Despite irrefutable evidence of the failure of price controls to address the needs of Zimbabwe's people, and of the massive extent to which those controls have contributed to hyperinflation and to shortages of essential commodities, government has resorted to them yet again. The Minister of Finance recognised that the country's inflationary environment could transform in the event that a social contract was reached between the state, labour, commerce and industry. But government pre-empts any such contract by legislating a further price control order, prescribing a six-month price freeze. In terms of that Order, prices are frozen on all products and services specified in the Order for a period of six months from November 15. The range of effected foods extends over four pages of the Order, including non-alcoholic foods stuffs and beverages, agricultural produce, building materials, petroleum fuels not covered by other Orders, drugs and medicines, most clothing and much else.
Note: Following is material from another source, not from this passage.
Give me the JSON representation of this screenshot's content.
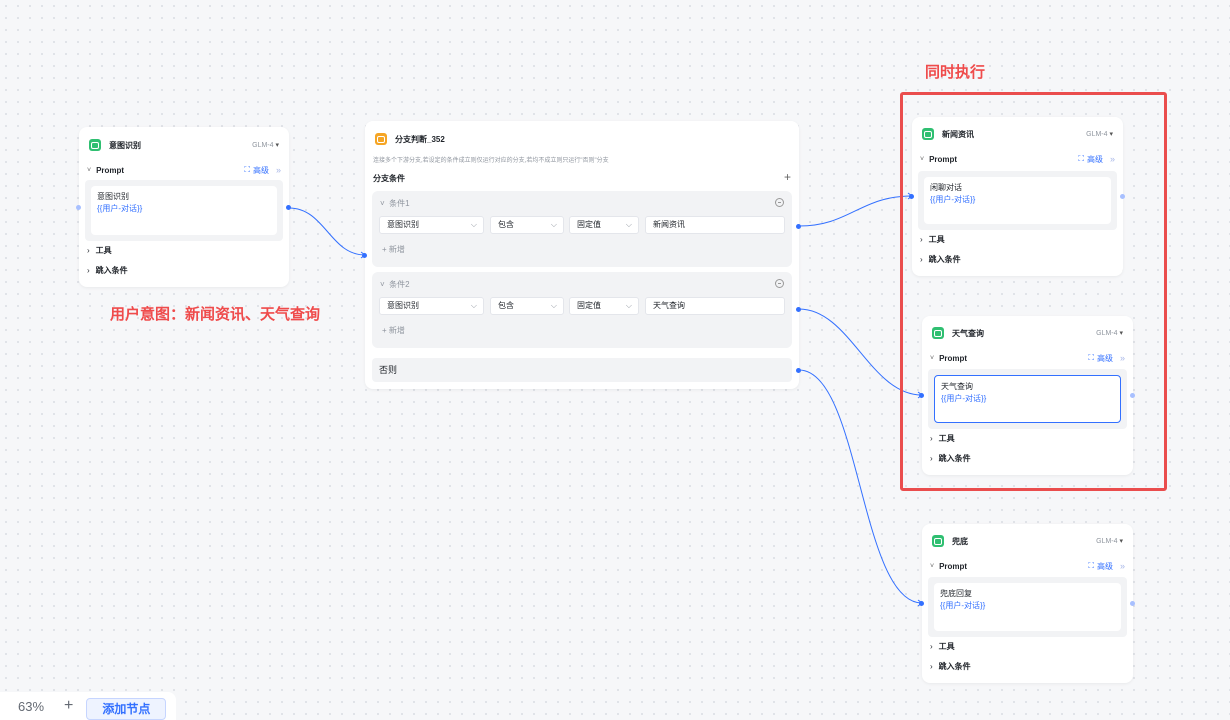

All those commodities as are subjected to the Order's provision can only be sold, during the ensuring six months, at the price at which the sellers sold like products on November 15. As those sellers will undoubtedly be confronted with ongoing escalation in operating costs, including salary and wages reviews, rent increases, and so forth, they will soon be unable to comply with the Order, for they will be faced with unsustainable losses. Therefore shortages will become more intense, availability will be limited to the black market at higher prices which will cause yet further inflation.
Many businesses will collapse, the unemployed will be even greater in number, and the economic decline accelerated. Of course, government's parastatal, Zimpost, will not be affected in the way private enterprise will for, within a fortnight of the Price Freeze Order, it announced substantially increased charges!